When I was 16, I was lucky enough to have the opportunity to study abroad, spending the summer with an aunt to improve my German. All my friends were jealous, and if the roles were reversed, I would have been, too. But as the day of my flight crept closer, I didn’t get excited, I just became more terrified. When people asked how I was feeling, I lied and said I couldn’t wait. But I didn’t want to spend two months away from my friends and family, with relatives I barely knew, speaking a language I had studied for only nine months.
I was right to be worried; that summer was certainly one of the hardest of my life to that point. I learned the true meaning of homesickness. I learned how to forge ahead when my tenuous grasp of the language got me into sticky situations (or, in one case, into a city I’d never visited when I accidentally boarded the wrong train). I learned the difference between a healthy relationship and a dying one. And through it all, the most valuable lesson I learned was how to recognize a good risk. That was a tough summer, but it prepared me to keep venturing far out of my comfort zone.

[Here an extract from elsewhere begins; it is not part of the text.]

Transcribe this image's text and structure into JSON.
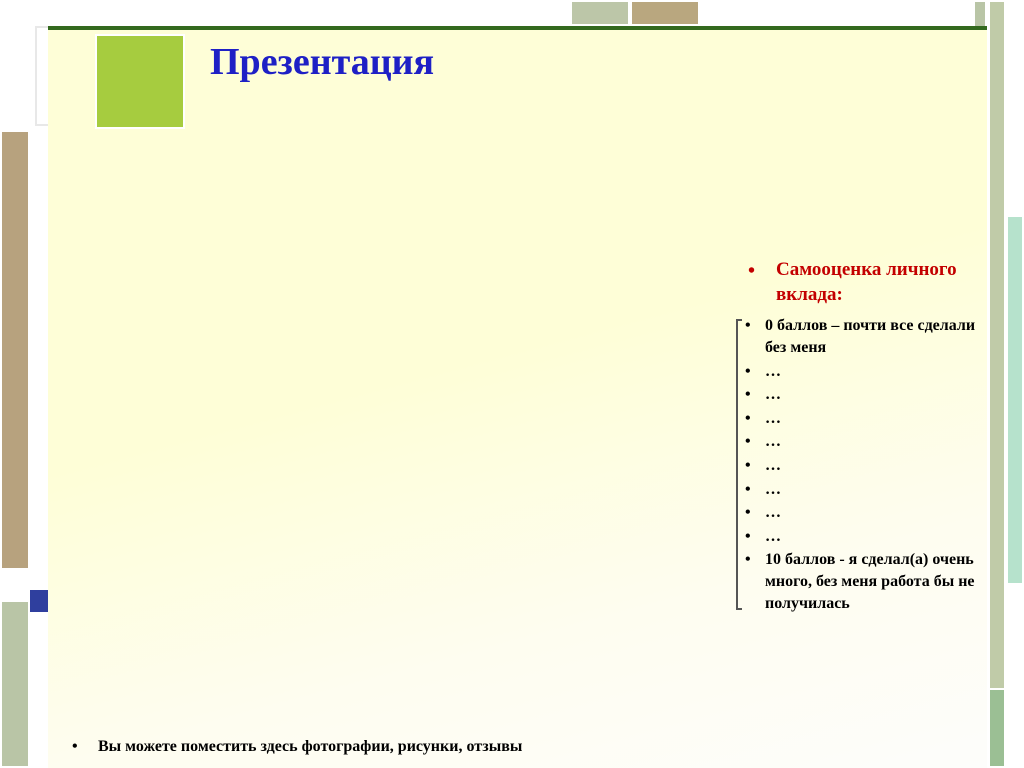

Taking a risk is not a comfortable step. Even the most attractive risk can feel like taking a swan dive into a tar pit. And sometimes it seems as though each plunge just leads to another, deeper one. Every time I’m presented with a new diving board, my first instinct is to take a step back, rather than forward. But if it’s a good risk, it doesn’t take me long to look over my shoulder at what has already happened, take a deep breath and jump.
We have all made it through birth, through loss, over icy roads, beyond bad decisions and at times, pain so intense we don’t feel human. And we’re still here. Those experiences make us human, and they are born of risks and gambles. So I vow to go as far as I can with a smile, even if I have to force it. What’s the worst that could happen?